Thursday, November 3, 2016

Thursday Devotion: Luke 20:27-38

Now: We have life.
Then: We have life abundant.

Now: We are alive.
Then: We truly live.

Now: We have friends and family.
Then: We are friends and family.

Now: We know Jesus.
Then: We KNOW Jesus.

There will come a time in everybody's life when there is no more life to live--we die. It is the circle of life, and we're all on it--no escape. However, the question that we often ask ourselves is what happens then? What comes next? Now, depending on who you ask, you'll get a lot of different answers: reincarnation in the east, spiritual possession/haunting from the science fiction, or maybe food for worms from the non-religious/atheistic crowd.

Unfortunately, the Sadducees thought they were going to get one of these answers when they cornered Jesus and inquired about the resurrection. They presented a hypothetical, like we're all used to, but he didn't flinch. He reports to them that the life post-resurrection is nothing like this current life. There is nothing that compares, so you don't really need to worry about it. It will be so much greater than you can ever imagine.

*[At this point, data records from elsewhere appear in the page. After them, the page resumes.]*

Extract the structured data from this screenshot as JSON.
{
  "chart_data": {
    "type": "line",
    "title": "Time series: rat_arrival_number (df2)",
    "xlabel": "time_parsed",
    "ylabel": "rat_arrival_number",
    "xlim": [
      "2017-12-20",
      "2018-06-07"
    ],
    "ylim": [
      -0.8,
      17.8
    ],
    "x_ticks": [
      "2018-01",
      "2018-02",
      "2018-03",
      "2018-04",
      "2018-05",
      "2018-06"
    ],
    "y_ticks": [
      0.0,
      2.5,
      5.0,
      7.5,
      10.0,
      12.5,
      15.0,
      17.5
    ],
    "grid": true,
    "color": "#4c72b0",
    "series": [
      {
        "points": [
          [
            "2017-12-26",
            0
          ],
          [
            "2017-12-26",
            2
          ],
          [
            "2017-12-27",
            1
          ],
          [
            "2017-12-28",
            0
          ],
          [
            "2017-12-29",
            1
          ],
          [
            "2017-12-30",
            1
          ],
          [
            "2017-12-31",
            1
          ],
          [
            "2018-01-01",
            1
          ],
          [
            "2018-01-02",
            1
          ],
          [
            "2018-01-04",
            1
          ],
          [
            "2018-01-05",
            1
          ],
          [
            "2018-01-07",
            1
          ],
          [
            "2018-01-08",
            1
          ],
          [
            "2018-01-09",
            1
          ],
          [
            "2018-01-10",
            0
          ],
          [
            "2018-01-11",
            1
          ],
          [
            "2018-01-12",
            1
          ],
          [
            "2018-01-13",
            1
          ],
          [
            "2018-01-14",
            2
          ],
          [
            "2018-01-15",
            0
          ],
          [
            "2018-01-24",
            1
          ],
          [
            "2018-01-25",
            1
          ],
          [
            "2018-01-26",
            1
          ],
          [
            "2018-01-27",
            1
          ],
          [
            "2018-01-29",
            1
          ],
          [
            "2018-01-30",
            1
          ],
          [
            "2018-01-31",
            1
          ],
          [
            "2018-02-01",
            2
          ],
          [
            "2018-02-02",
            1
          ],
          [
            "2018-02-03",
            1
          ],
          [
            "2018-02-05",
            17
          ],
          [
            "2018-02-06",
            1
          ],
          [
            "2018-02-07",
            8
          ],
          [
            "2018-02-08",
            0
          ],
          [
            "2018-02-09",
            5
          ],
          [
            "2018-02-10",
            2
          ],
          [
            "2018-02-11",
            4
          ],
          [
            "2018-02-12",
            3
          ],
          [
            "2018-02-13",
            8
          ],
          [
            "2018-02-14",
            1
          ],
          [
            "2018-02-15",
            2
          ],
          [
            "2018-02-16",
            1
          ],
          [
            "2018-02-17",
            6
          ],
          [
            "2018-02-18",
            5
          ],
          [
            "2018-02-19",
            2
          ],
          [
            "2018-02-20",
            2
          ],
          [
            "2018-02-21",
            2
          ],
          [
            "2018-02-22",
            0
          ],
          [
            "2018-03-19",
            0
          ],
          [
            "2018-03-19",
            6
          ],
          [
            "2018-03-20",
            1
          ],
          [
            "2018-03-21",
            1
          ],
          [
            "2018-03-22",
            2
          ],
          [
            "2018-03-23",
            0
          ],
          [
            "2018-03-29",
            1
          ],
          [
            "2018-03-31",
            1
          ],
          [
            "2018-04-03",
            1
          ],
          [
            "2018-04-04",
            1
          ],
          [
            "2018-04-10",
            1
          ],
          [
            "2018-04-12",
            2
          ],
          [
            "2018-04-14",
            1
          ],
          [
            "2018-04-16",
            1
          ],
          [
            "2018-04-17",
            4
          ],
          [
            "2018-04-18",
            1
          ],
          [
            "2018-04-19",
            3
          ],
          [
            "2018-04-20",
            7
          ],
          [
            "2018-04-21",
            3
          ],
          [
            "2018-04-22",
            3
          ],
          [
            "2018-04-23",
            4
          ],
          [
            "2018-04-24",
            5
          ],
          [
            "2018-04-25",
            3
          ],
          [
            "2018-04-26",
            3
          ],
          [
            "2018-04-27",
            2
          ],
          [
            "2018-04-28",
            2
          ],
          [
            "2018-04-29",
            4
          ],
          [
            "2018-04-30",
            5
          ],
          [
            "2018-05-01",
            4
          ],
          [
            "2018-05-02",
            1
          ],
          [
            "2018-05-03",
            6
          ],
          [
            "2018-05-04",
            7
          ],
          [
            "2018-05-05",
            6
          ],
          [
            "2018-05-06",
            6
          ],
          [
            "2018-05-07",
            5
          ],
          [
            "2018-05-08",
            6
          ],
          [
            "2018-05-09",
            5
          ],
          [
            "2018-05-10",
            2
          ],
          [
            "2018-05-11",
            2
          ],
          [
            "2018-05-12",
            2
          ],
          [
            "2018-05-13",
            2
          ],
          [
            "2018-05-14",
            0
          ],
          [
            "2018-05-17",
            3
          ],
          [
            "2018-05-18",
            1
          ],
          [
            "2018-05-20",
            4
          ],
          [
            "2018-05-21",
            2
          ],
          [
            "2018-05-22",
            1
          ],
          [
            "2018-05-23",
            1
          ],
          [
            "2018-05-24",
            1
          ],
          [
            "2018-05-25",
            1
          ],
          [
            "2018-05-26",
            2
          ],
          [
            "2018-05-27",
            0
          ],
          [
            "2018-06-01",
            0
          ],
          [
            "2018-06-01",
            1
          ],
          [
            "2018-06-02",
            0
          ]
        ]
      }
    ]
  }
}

Now, they were silent... they thought he had them trapped, but he answered their question without a blink of an eye. However, my question for you is this: Are you content with whatever comes next? Jesus says that it will be great, everybody is alive, that it is a huge party and everybody is invited. However, what if it isn't? It's the hypothetical returning again... What if there were no streets of gold? What if there weren't long lost friends and relatives waiting? What if it was just you and Jesus sitting in a room? Is that enough? Is that worth the journey? It should be...

Luke 20:27-38 New International Version

27 Some of the Sadducees, who say there is no resurrection, came to Jesus with a question. 28 “Teacher,” they said, “Moses wrote for us that if a man’s brother dies and leaves a wife but no children, the man must marry the widow and raise up offspring for his brother. 29 Now there were seven brothers. The first one married a woman and died childless. 30 The second 31 and then the third married her, and in the same way the seven died, leaving no children. 32 Finally, the woman died too. 33 Now then, at the resurrection whose wife will she be, since the seven were married to her?”
34 Jesus replied, “The people of this age marry and are given in marriage. 35 But those who are considered worthy of taking part in the age to come and in the resurrection from the dead will neither marry nor be given in marriage, 36 and they can no longer die; for they are like the angels. They are God’s children, since they are children of the resurrection. 37 But in the account of the burning bush, even Moses showed that the dead rise, for he calls the Lord ‘the God of Abraham, and the God of Isaac, and the God of Jacob.’[a] 38 He is not the God of the dead, but of the living, for to him all are alive.”